Люди, обладающие философским складом ума, нередко осознают фальшивость навязанной им обществом добродетели, выбирают дорогу бунта и начинают открыто творить зло, когда им заблагорассудится, и заканчивают свой век в тюрьме или на эшафоте. Так что и это не выход.

Но все бы моментально погибло, если бы на земле существовал один порок... Осмелимся заявить, что есть и истинная добродетель, которая не навязана обществом и представляет собою сознательный выбор. Увы, ее проявления весьма редки в порочный век наподобие того, в котором мы живем.

Наша повесть рассказывает об удивительной метаморфозе некоего графа, который однажды воочию узрел росток истинной добродетели в глубинах собственной души. А был он личностью абсолютно развращенной во всех смыслах этого слова и крайне жестокой, если не сказать чудовищной; он совершал самые низкие и подлые поступки, видел привлекательность лишь в ярости бури, а не в тишине мирной жизни. Всю жизнь он смеялся над цепями религий и социума и руководствовался только своими страстями — заметим, крайне порочными, в чем нам предстоит убедиться. Но однажды его путь пересекся с юношей удивительной душевной чистоты, который и наставил его на путь истины...

Этот слог что-то напоминал Макисиме, но он никак не мог понять, что. И когда, собственно, начнутся вампиры.

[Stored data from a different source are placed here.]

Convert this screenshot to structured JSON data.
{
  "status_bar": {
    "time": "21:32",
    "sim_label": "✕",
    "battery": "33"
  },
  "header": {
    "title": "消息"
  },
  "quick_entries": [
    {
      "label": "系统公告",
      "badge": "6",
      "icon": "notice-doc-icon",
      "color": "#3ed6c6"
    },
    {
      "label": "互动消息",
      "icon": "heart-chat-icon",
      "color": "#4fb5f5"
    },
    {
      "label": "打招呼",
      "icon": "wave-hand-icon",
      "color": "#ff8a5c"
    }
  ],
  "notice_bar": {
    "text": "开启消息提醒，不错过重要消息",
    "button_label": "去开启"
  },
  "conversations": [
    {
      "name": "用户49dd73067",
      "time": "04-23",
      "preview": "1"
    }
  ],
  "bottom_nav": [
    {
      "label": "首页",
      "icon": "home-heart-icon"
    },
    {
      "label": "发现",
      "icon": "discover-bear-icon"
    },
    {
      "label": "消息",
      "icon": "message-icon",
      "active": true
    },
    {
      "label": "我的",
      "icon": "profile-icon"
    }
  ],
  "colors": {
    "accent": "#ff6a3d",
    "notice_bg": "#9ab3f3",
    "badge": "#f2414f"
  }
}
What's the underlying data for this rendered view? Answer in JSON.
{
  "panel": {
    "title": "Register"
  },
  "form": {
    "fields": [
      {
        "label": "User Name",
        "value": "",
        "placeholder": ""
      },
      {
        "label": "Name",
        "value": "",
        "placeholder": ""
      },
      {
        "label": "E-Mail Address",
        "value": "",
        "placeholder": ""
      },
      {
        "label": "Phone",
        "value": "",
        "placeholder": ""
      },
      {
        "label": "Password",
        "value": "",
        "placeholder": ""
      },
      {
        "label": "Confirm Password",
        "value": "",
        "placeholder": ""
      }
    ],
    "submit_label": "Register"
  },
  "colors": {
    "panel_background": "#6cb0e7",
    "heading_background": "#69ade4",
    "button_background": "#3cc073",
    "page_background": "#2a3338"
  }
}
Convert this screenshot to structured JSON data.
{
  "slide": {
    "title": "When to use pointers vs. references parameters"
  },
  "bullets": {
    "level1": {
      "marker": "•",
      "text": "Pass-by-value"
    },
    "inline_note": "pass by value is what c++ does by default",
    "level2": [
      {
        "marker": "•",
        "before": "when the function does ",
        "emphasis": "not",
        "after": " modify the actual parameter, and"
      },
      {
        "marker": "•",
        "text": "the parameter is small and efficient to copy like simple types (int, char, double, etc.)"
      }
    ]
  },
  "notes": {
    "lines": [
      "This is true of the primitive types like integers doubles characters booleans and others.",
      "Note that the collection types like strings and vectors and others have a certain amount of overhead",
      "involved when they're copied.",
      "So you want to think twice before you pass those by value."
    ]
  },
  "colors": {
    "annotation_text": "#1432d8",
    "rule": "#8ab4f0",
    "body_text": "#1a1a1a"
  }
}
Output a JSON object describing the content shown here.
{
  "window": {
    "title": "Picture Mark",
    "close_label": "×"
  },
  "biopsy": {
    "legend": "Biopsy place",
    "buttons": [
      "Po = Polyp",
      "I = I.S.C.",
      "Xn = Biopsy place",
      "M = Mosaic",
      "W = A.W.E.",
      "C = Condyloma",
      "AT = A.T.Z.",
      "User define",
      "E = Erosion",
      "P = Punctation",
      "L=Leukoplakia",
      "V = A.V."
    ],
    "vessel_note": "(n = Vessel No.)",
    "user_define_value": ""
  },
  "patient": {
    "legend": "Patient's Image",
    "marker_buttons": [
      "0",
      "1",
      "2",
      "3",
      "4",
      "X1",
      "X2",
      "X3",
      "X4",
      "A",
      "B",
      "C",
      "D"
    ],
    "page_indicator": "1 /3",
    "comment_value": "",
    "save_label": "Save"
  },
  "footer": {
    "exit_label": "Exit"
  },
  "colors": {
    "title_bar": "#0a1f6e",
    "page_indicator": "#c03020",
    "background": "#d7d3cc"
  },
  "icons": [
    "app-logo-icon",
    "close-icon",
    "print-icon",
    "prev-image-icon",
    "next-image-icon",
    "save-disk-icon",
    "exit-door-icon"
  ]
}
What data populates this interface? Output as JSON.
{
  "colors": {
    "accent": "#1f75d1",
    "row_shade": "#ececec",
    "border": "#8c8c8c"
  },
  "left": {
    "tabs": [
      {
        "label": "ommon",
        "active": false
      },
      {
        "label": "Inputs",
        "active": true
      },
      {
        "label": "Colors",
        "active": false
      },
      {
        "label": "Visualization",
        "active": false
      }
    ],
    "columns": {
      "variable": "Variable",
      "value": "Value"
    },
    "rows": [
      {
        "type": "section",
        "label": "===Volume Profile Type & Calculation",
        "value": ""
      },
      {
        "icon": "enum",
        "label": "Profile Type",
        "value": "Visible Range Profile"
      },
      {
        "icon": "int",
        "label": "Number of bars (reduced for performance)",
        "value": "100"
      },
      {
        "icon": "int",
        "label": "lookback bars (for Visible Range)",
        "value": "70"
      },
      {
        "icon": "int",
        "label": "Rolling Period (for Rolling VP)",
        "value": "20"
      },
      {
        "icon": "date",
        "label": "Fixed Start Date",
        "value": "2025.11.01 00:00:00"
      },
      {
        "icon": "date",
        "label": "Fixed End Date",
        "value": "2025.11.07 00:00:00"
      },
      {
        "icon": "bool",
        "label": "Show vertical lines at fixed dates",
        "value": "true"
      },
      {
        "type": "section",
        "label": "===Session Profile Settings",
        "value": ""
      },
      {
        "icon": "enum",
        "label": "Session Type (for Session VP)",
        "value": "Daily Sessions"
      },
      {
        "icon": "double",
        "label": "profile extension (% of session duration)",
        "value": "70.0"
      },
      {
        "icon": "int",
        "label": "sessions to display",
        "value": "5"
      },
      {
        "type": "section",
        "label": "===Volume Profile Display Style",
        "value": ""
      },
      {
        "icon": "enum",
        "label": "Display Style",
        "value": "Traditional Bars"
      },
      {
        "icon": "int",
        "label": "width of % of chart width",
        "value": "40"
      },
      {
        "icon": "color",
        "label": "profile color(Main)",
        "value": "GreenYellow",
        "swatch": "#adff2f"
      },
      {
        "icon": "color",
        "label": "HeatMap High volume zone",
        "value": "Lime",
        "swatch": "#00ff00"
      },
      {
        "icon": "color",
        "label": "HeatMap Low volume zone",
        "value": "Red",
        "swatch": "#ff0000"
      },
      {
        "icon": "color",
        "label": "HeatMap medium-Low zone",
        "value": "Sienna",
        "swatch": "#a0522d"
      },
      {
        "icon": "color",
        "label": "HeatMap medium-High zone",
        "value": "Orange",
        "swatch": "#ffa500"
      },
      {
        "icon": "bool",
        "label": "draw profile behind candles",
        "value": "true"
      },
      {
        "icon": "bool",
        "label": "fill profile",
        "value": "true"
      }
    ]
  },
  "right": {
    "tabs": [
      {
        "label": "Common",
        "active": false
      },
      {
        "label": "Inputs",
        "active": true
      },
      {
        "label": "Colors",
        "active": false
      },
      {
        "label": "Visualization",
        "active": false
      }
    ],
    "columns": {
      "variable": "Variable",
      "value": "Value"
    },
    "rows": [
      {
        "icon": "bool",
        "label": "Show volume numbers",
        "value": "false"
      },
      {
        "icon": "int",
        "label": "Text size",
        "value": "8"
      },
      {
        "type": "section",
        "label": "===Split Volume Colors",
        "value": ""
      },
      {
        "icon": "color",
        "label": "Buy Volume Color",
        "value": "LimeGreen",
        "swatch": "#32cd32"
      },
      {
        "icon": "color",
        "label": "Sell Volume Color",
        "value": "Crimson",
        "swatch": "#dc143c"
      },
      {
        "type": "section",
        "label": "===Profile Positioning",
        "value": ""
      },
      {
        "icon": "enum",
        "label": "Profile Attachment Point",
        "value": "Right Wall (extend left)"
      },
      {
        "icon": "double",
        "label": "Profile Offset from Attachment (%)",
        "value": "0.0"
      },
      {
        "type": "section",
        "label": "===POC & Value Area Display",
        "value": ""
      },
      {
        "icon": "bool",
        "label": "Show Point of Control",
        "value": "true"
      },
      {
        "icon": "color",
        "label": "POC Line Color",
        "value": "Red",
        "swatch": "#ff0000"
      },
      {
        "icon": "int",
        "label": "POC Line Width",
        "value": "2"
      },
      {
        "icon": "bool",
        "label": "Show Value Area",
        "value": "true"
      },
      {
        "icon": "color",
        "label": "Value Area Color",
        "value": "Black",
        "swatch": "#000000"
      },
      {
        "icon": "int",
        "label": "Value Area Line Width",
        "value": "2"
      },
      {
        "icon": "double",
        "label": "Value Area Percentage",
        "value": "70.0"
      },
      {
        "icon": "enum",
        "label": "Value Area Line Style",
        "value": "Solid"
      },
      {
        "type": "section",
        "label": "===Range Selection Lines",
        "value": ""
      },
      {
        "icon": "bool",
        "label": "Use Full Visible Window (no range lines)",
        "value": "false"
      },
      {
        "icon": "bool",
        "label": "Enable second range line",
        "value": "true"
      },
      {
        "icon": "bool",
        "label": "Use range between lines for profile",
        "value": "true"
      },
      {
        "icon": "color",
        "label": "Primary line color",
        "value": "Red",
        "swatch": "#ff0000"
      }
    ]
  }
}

Элиас Лоулайт, потомок богатого и весьма известного английского рода, по неким непонятным для окружающих и него самого причинам с младенчества воспитывался не в богатом родовом поместье, а в одном из монастырей Лондона. Наконец родители, решив, что он достаточно вырос, забрали его из монастыря и открыли ему его предназначение. Если у юноши и был в чем недостаток, так это в дружеском общении со сверстниками, и Элиас испытал большую радость оттого, что наконец покидает свою темницу. Его юная душа формировалась в монастыре в самой строгой морали и религии; этот молодой человек — одаренный глубоким серьезным умом — вместе с тем отличался некоторым простодушием, которое при вступлении во взрослую жизнь неизбежно должно были завести его во множество ловушек.

Наш герой, обладатель столь высоких душевных качеств, вместе с тем обладал прелестью известных всем красавцев с полотен Караваджо. Огромные черные глаза, томные и печальные, тонкая белоснежная кожа, стройная гибкая фигурка, смоляные локоны — вот беглый портрет нашего прелестника; на других — о, весьма и весьма восхитительных! — частях его тела мы подробно остановимся позже, а пока скажем лишь, что если даже наши читатели представят себе все, что может создать самого соблазнительного их воображение, все равно действительность окажется слаще.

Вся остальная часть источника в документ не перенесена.